Territorial male....glad you liked it. There are plenty of (what i think are enjoyable) science posts in the archives, under the science post archive in the life categories section. Go trawl them!

Bharath......thanks for the link. i'm saving the melt for this weekend.

Anonymous said...

It almost sounds as if you would like to purge those from the scientific community who do not accept evolution as a fact.Your position is truely religeous.

Anonymous said...

@ anon:

purge those from the scientific community who do not accept evolution as a fact

For the last bloody time - only a scientific idiot would claim evolution as a fact. It is a theory (unlike ID), one that is one just as sound ground as gravitation, the electron, the atom, and everything else in science. Like the inimitable Richard Feynman, puts it - even the inside of a brick is a theory!

Sunil said...

Anonymous......first of all, those were not my words, but those of an editorial i had linked to, and quoted from.

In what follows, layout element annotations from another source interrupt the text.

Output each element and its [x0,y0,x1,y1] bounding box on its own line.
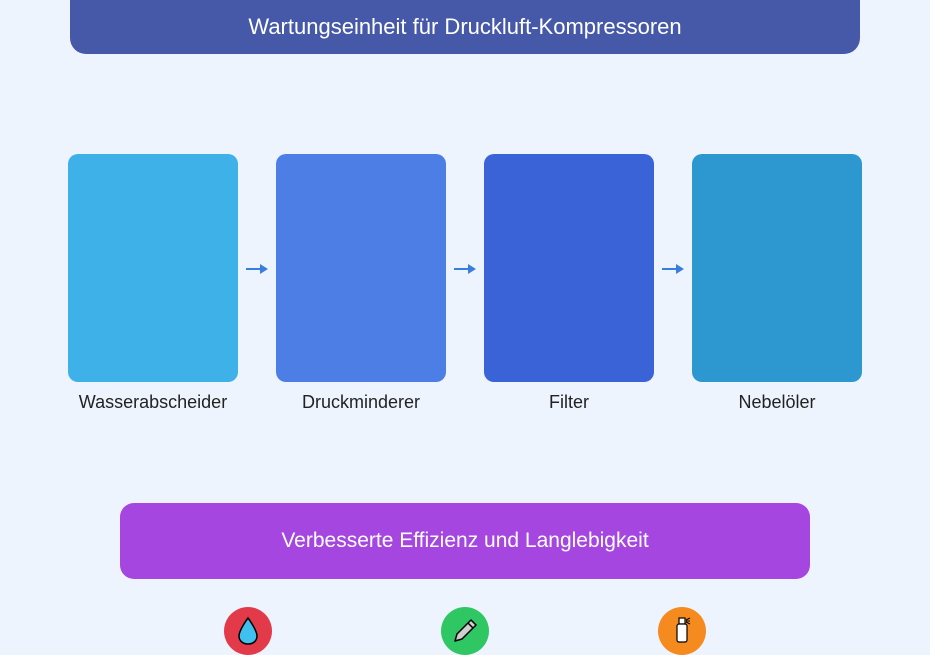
flow-box [692,154,862,382]
wrench-icon [441,607,489,655]
flow-label: Wasserabscheider [79,392,227,413]
arrow-icon [662,261,684,277]
flow-box [68,154,238,382]
drop-icon [224,607,272,655]
result-title-bar: Verbesserte Effizienz und Langlebigkeit [120,503,810,579]
flow-item-filter: Filter [484,154,654,413]
result-title: Verbesserte Effizienz und Langlebigkeit [281,529,648,552]
flow-item-nebeloeler: Nebelöler [692,154,862,413]
flow-label: Filter [549,392,589,413]
header-title: Wartungseinheit für Druckluft-Kompressor… [248,14,681,39]
flow-box [276,154,446,382]
flow-item-druckminderer: Druckminderer [276,154,446,413]
header-title-bar: Wartungseinheit für Druckluft-Kompressor… [70,0,860,54]
flow-label: Nebelöler [738,392,815,413]
process-flow: Wasserabscheider Druckminderer Filter Ne… [0,154,930,413]
flow-item-wasserabscheider: Wasserabscheider [68,154,238,413]
arrow-icon [454,261,476,277]
benefit-icons-row [140,607,790,655]
flow-box [484,154,654,382]
spray-icon [658,607,706,655]
arrow-icon [246,261,268,277]
flow-label: Druckminderer [302,392,420,413]
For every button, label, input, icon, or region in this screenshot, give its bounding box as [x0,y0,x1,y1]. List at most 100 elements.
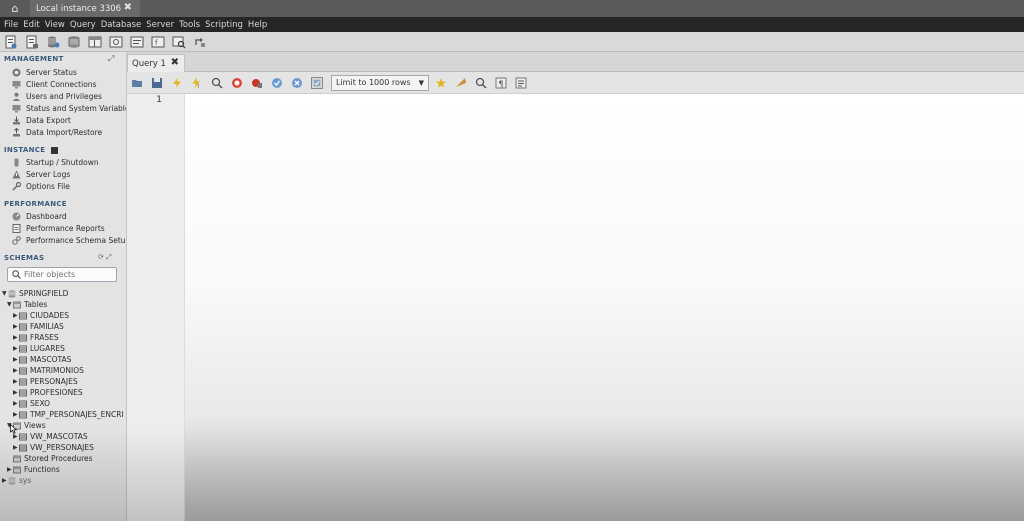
create-procedure-icon[interactable] [130,35,144,49]
nav-label: Dashboard [26,211,67,221]
menu-view[interactable]: View [45,20,65,30]
query-tab[interactable]: Query 1 ✖ [127,54,185,72]
menu-server[interactable]: Server [146,20,174,30]
nav-performance-schema-setup[interactable]: Performance Schema Setup [12,234,126,246]
table-name: TMP_PERSONAJES_ENCRI [30,410,124,419]
nav-options-file[interactable]: Options File [12,180,70,192]
nav-label: Server Status [26,67,77,77]
new-sql-tab-icon[interactable] [4,35,18,49]
view-icon [19,444,27,452]
views-label: Views [24,421,46,430]
autocommit-toggle-icon[interactable] [311,76,323,89]
menu-scripting[interactable]: Scripting [205,20,243,30]
menu-database[interactable]: Database [101,20,142,30]
table-icon [19,389,27,397]
close-icon[interactable]: ✖ [171,57,179,68]
menu-help[interactable]: Help [248,20,267,30]
sql-toolbar: I Limit to 1000 rows ▼ ¶ [127,72,1024,94]
expand-icon[interactable]: ⤢ [108,54,114,64]
nav-data-import[interactable]: Data Import/Restore [12,126,102,138]
schema-springfield[interactable]: ▼ SPRINGFIELD [2,288,68,299]
word-wrap-icon[interactable] [515,77,527,89]
view-icon [19,433,27,441]
rollback-icon[interactable] [291,77,303,89]
menu-edit[interactable]: Edit [23,20,39,30]
view-item[interactable]: ▶ VW_PERSONAJES [13,442,94,453]
menu-file[interactable]: File [4,20,18,30]
menu-tools[interactable]: Tools [179,20,200,30]
search-table-icon[interactable] [172,35,186,49]
table-item[interactable]: ▶ SEXO [13,398,50,409]
nav-label: Data Import/Restore [26,127,103,137]
tree-stored-procedures[interactable]: Stored Procedures [7,453,93,464]
nav-dashboard[interactable]: Dashboard [12,210,67,222]
sql-editor[interactable] [185,94,1024,521]
save-icon[interactable] [151,77,163,89]
table-icon [19,345,27,353]
table-item[interactable]: ▶ TMP_PERSONAJES_ENCRI [13,409,124,420]
execute-icon[interactable] [171,77,183,89]
create-function-icon[interactable]: f [151,35,165,49]
filter-objects-box[interactable] [7,267,117,282]
tree-functions[interactable]: ▶ Functions [7,464,60,475]
refresh-schemas-icon[interactable]: ⟳ ⤢ [98,253,112,262]
instance-tab-label: Local instance 3306 [36,3,122,14]
nav-label: Client Connections [26,79,97,89]
nav-server-status[interactable]: Server Status [12,66,77,78]
stop-icon[interactable] [231,77,243,89]
create-table-icon[interactable] [88,35,102,49]
invisible-chars-icon[interactable]: ¶ [495,77,507,89]
commit-icon[interactable] [271,77,283,89]
nav-performance-reports[interactable]: Performance Reports [12,222,105,234]
execute-current-icon[interactable]: I [191,77,203,89]
table-icon [19,323,27,331]
stored-procedures-label: Stored Procedures [24,454,93,463]
reconnect-icon[interactable] [193,35,207,49]
instance-tab[interactable]: Local instance 3306 ✖ [30,0,140,17]
beautify-icon[interactable] [435,77,447,89]
explain-icon[interactable] [211,77,223,89]
table-name: SEXO [30,399,51,408]
schemas-heading: SCHEMAS [4,254,45,262]
snippet-icon[interactable] [455,77,467,89]
table-item[interactable]: ▶ PERSONAJES [13,376,78,387]
table-item[interactable]: ▶ CIUDADES [13,310,69,321]
table-name: PERSONAJES [30,377,78,386]
warning-icon [12,170,21,179]
view-item[interactable]: ▶ VW_MASCOTAS [13,431,88,442]
nav-label: Startup / Shutdown [26,157,99,167]
search-icon [12,270,21,279]
nav-status-system-variables[interactable]: Status and System Variables [12,102,126,114]
find-icon[interactable] [475,77,487,89]
close-icon[interactable]: ✖ [124,2,132,13]
tree-tables[interactable]: ▼ Tables [7,299,47,310]
home-icon: ⌂ [11,2,19,15]
view-name: VW_PERSONAJES [30,443,94,452]
table-name: LUGARES [30,344,65,353]
database-info-icon[interactable] [46,35,60,49]
nav-client-connections[interactable]: Client Connections [12,78,96,90]
filter-objects-input[interactable] [24,270,114,279]
table-item[interactable]: ▶ MATRIMONIOS [13,365,84,376]
create-schema-icon[interactable] [67,35,81,49]
mouse-cursor-icon [10,423,18,434]
nav-startup-shutdown[interactable]: Startup / Shutdown [12,156,99,168]
menu-query[interactable]: Query [70,20,96,30]
table-item[interactable]: ▶ MASCOTAS [13,354,71,365]
create-view-icon[interactable] [109,35,123,49]
main-toolbar: f [0,32,1024,52]
nav-data-export[interactable]: Data Export [12,114,71,126]
table-name: MASCOTAS [30,355,72,364]
nav-server-logs[interactable]: Server Logs [12,168,70,180]
schema-sys[interactable]: ▶ sys [2,475,31,486]
table-item[interactable]: ▶ FAMILIAS [13,321,64,332]
limit-rows-select[interactable]: Limit to 1000 rows ▼ [331,74,429,91]
table-item[interactable]: ▶ PROFESIONES [13,387,83,398]
toggle-error-icon[interactable] [251,77,263,89]
open-folder-icon[interactable] [131,77,143,89]
nav-users-privileges[interactable]: Users and Privileges [12,90,102,102]
table-item[interactable]: ▶ LUGARES [13,343,65,354]
home-tab[interactable]: ⌂ [0,0,30,17]
open-sql-script-icon[interactable] [25,35,39,49]
table-item[interactable]: ▶ FRASES [13,332,59,343]
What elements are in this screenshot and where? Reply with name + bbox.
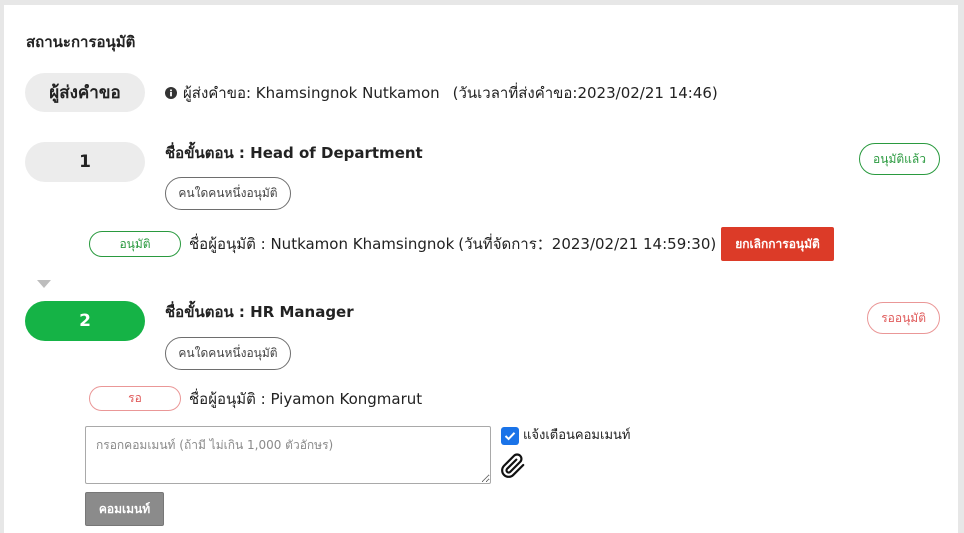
requester-name: ผู้ส่งคำขอ: Khamsingnok Nutkamon: [183, 84, 440, 102]
approval-status-panel: สถานะการอนุมัติ ผู้ส่งคำขอ ผู้ส่งคำขอ: K…: [4, 5, 958, 533]
comment-input[interactable]: [85, 426, 491, 484]
approval-step-2: 2 ชื่อขั้นตอน : HR Manager รออนุมัติ คนใ…: [4, 301, 958, 421]
requester-datetime: (วันเวลาที่ส่งคำขอ:2023/02/21 14:46): [452, 84, 718, 102]
approver-row: อนุมัติ ชื่อผู้อนุมัติ : Nutkamon Khamsi…: [89, 227, 834, 261]
submit-comment-button[interactable]: คอมเมนท์: [85, 492, 164, 526]
approver-row: รอ ชื่อผู้อนุมัติ : Piyamon Kongmarut: [89, 386, 422, 411]
step-number: 2: [25, 301, 145, 341]
step-status-badge: รออนุมัติ: [867, 302, 940, 334]
approver-status-pill: รอ: [89, 386, 181, 411]
approval-rule-pill: คนใดคนหนึ่งอนุมัติ: [165, 177, 291, 210]
notify-comment-checkbox[interactable]: [501, 427, 519, 445]
checkmark-icon: [504, 432, 516, 441]
approver-handled-datetime: (วันที่จัดการ：2023/02/21 14:59:30): [458, 235, 717, 253]
approver-name: ชื่อผู้อนุมัติ : Nutkamon Khamsingnok: [189, 235, 455, 253]
triangle-down-icon: [37, 280, 51, 288]
approver-name: ชื่อผู้อนุมัติ : Piyamon Kongmarut: [189, 389, 423, 408]
notify-comment-label[interactable]: แจ้งเตือนคอมเมนท์: [523, 426, 630, 446]
approval-step-1: 1 ชื่อขั้นตอน : Head of Department อนุมั…: [4, 142, 958, 262]
paperclip-icon[interactable]: [500, 453, 526, 479]
step-title: ชื่อขั้นตอน : Head of Department: [165, 144, 423, 162]
approver-status-pill: อนุมัติ: [89, 231, 181, 257]
step-status-badge: อนุมัติแล้ว: [859, 143, 940, 175]
step-number: 1: [25, 142, 145, 182]
requester-pill: ผู้ส่งคำขอ: [25, 73, 145, 112]
step-title: ชื่อขั้นตอน : HR Manager: [165, 303, 354, 321]
approval-rule-pill: คนใดคนหนึ่งอนุมัติ: [165, 337, 291, 370]
info-circle-icon: [165, 87, 177, 99]
section-title: สถานะการอนุมัติ: [26, 33, 136, 51]
cancel-approval-button[interactable]: ยกเลิกการอนุมัติ: [721, 227, 834, 261]
requester-info: ผู้ส่งคำขอ: Khamsingnok Nutkamon (วันเวล…: [165, 83, 718, 103]
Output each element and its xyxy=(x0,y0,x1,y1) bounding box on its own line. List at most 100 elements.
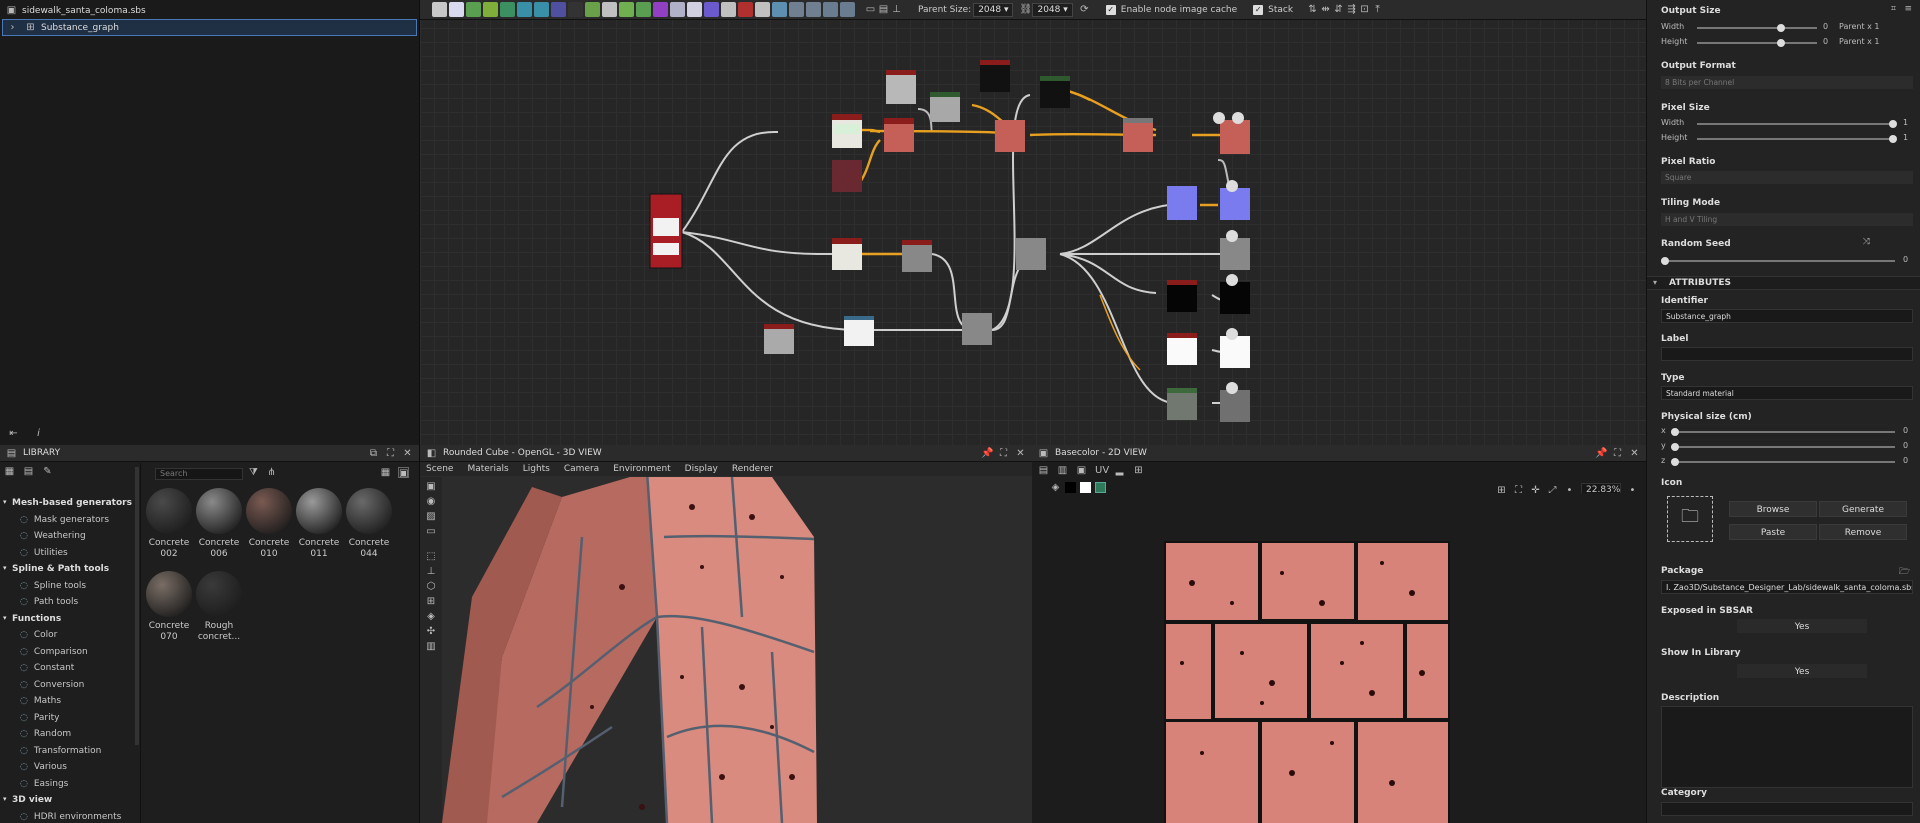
menu-item-materials[interactable]: Materials xyxy=(467,464,508,474)
3d-close-icon[interactable]: ✕ xyxy=(1015,448,1026,459)
filter-icon[interactable]: ⧩ xyxy=(248,467,259,478)
label-input[interactable] xyxy=(1661,347,1913,361)
layers-2d-icon[interactable]: ◈ xyxy=(1050,482,1061,493)
library-search-input[interactable]: Search xyxy=(155,468,243,480)
material-thumbnail[interactable] xyxy=(196,571,242,617)
light-icon[interactable]: ◉ xyxy=(426,496,437,507)
folder-icon[interactable]: 🗀 xyxy=(1667,496,1713,542)
show-library-toggle[interactable]: Yes xyxy=(1737,664,1867,678)
explorer-graph-row[interactable]: › ⊞ Substance_graph xyxy=(2,19,417,36)
menu-item-environment[interactable]: Environment xyxy=(613,464,670,474)
material-thumbnail[interactable] xyxy=(146,571,192,617)
library-item[interactable]: ◌ Constant xyxy=(20,663,74,673)
gizmo-icon[interactable]: ✣ xyxy=(426,626,437,637)
library-item[interactable]: ◌ Easings xyxy=(20,779,68,789)
package-path[interactable]: I. Zao3D/Substance_Designer_Lab/sidewalk… xyxy=(1661,580,1913,594)
cube-icon[interactable]: ⬡ xyxy=(426,581,437,592)
random-seed-slider[interactable] xyxy=(1661,257,1895,265)
white-bg-icon[interactable] xyxy=(1080,482,1091,493)
material-thumbnail[interactable] xyxy=(296,488,342,534)
3d-maximize-icon[interactable]: ⛶ xyxy=(998,448,1009,459)
histogram-icon[interactable]: ▂ xyxy=(1114,465,1125,476)
library-category[interactable]: ▾ Spline & Path tools xyxy=(3,564,109,574)
tiling-mode-select[interactable]: H and V Tiling xyxy=(1661,213,1913,226)
2d-maximize-icon[interactable]: ⛶ xyxy=(1612,448,1623,459)
float-icon[interactable]: ⧉ xyxy=(368,448,379,459)
phys-z-slider[interactable] xyxy=(1671,458,1895,466)
menu-icon[interactable]: ≡ xyxy=(1904,4,1912,14)
os-height-slider[interactable] xyxy=(1697,39,1817,47)
menu-item-lights[interactable]: Lights xyxy=(523,464,550,474)
menu-item-scene[interactable]: Scene xyxy=(426,464,453,474)
menu-item-renderer[interactable]: Renderer xyxy=(732,464,773,474)
material-thumbnail[interactable] xyxy=(346,488,392,534)
library-category[interactable]: ▾ 3D view xyxy=(3,795,52,805)
inherit-icon[interactable]: ⌗ xyxy=(1891,4,1896,14)
library-item[interactable]: ◌ Color xyxy=(20,630,57,640)
2d-close-icon[interactable]: ✕ xyxy=(1629,448,1640,459)
tree-icon[interactable]: ⇤ xyxy=(8,428,19,439)
library-item[interactable]: ◌ Transformation xyxy=(20,746,101,756)
library-item[interactable]: ◌ HDRI environments xyxy=(20,812,121,822)
phys-y-slider[interactable] xyxy=(1671,443,1895,451)
library-item[interactable]: ◌ Conversion xyxy=(20,680,84,690)
pin-2d-icon[interactable]: 📌 xyxy=(1595,448,1607,459)
pixel-ratio-select[interactable]: Square xyxy=(1661,171,1913,184)
add-folder-icon[interactable]: ▤ xyxy=(23,466,34,477)
texture-preview[interactable] xyxy=(1032,493,1646,823)
paste-button[interactable]: Paste xyxy=(1729,524,1817,540)
library-category[interactable]: ▾ Functions xyxy=(3,614,61,624)
attributes-header[interactable]: ▾ ATTRIBUTES xyxy=(1647,276,1920,290)
identifier-input[interactable]: Substance_graph xyxy=(1661,309,1913,323)
grid-icon[interactable]: ⊞ xyxy=(426,596,437,607)
category-input[interactable] xyxy=(1661,802,1913,816)
library-item[interactable]: ◌ Weathering xyxy=(20,531,86,541)
brush-icon[interactable]: ✎ xyxy=(42,466,53,477)
alpha-icon[interactable] xyxy=(1065,482,1076,493)
library-category[interactable]: ▾ Mesh-based generators xyxy=(3,498,132,508)
select-icon[interactable]: ⬚ xyxy=(426,551,437,562)
stats-icon[interactable]: ▥ xyxy=(426,641,437,652)
camera-2d-icon[interactable]: ▣ xyxy=(1076,465,1087,476)
axis-icon[interactable]: ⊥ xyxy=(426,566,437,577)
library-item[interactable]: ◌ Comparison xyxy=(20,647,88,657)
library-item[interactable]: ◌ Mask generators xyxy=(20,515,109,525)
library-item[interactable]: ◌ Various xyxy=(20,762,67,772)
list-view-icon[interactable]: ▣ xyxy=(398,467,409,479)
browse-button[interactable]: Browse xyxy=(1729,501,1817,517)
checker-icon[interactable] xyxy=(1095,482,1106,493)
screenshot-icon[interactable]: ▭ xyxy=(426,526,437,537)
environment-icon[interactable]: ▨ xyxy=(426,511,437,522)
library-scrollbar[interactable] xyxy=(135,467,139,745)
graph-view[interactable]: ▭ ▤ ⊥ Parent Size: 2048 ▾ ⛓ 2048 ▾ ⟳ ✓ E… xyxy=(420,0,1646,445)
grid-view-icon[interactable]: ▦ xyxy=(380,467,391,478)
remove-button[interactable]: Remove xyxy=(1819,524,1907,540)
ps-height-slider[interactable] xyxy=(1697,135,1897,143)
close-icon[interactable]: ✕ xyxy=(402,448,413,459)
camera-icon[interactable]: ▣ xyxy=(426,481,437,492)
library-item[interactable]: ◌ Maths xyxy=(20,696,61,706)
library-item[interactable]: ◌ Parity xyxy=(20,713,59,723)
description-input[interactable] xyxy=(1661,706,1913,788)
maximize-icon[interactable]: ⛶ xyxy=(385,448,396,459)
chevron-right-icon[interactable]: › xyxy=(7,22,18,33)
generate-button[interactable]: Generate xyxy=(1819,501,1907,517)
explorer-file-row[interactable]: ▣ sidewalk_santa_coloma.sbs xyxy=(0,2,419,19)
library-item[interactable]: ◌ Utilities xyxy=(20,548,68,558)
tiling-icon[interactable]: ⊞ xyxy=(1133,465,1144,476)
material-thumbnail[interactable] xyxy=(146,488,192,534)
menu-item-display[interactable]: Display xyxy=(685,464,718,474)
3d-viewport[interactable] xyxy=(442,477,1032,823)
layers-icon[interactable]: ◈ xyxy=(426,611,437,622)
library-item[interactable]: ◌ Random xyxy=(20,729,71,739)
library-item[interactable]: ◌ Spline tools xyxy=(20,581,86,591)
material-thumbnail[interactable] xyxy=(246,488,292,534)
material-thumbnail[interactable] xyxy=(196,488,242,534)
tree-view-icon[interactable]: ▦ xyxy=(4,466,15,477)
menu-item-camera[interactable]: Camera xyxy=(564,464,599,474)
open-folder-icon[interactable]: 🗁 xyxy=(1899,564,1910,580)
library-item[interactable]: ◌ Path tools xyxy=(20,597,78,607)
shuffle-icon[interactable]: ⤨ xyxy=(1863,237,1870,247)
type-select[interactable]: Standard material xyxy=(1661,386,1913,400)
phys-x-slider[interactable] xyxy=(1671,428,1895,436)
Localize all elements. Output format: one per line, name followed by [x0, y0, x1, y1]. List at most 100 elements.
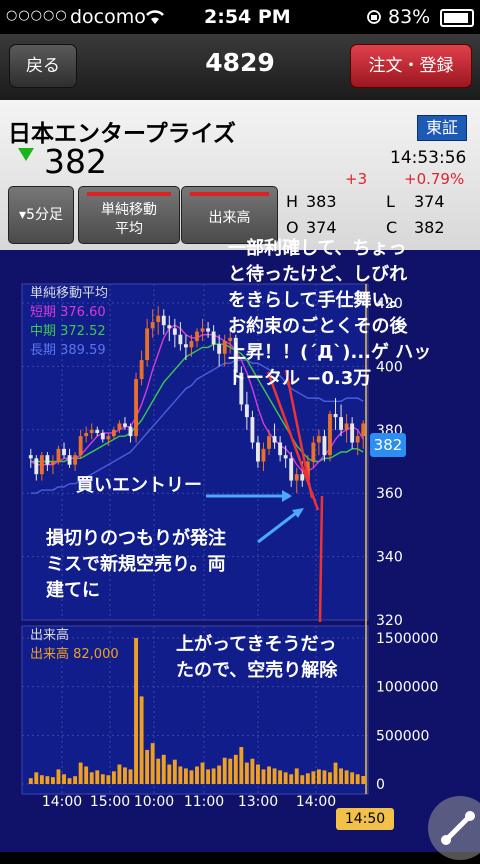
candle-body — [189, 341, 194, 348]
volume-bar — [328, 772, 332, 784]
volume-bar — [355, 774, 360, 784]
open-label: O — [286, 218, 299, 237]
volume-bar — [294, 768, 299, 784]
volume-bar — [195, 766, 199, 784]
sma-label-1: 単純移動 — [101, 202, 157, 218]
candle-body — [100, 432, 105, 440]
candle-body — [161, 315, 166, 326]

Secondly, as the second anonymous said quite correctly, evolution is a theory, like gravity, the electron, the atom, wave motion, newtonian mechanics.........
The difference between religion and science is that science has a hypothesis, which is constantly tested with new and better experiments. The mounting evidence of experiments one way or the other will create a theory.
Religion is based on dogma, where a statement is made, and one has to accept it with out question or testing.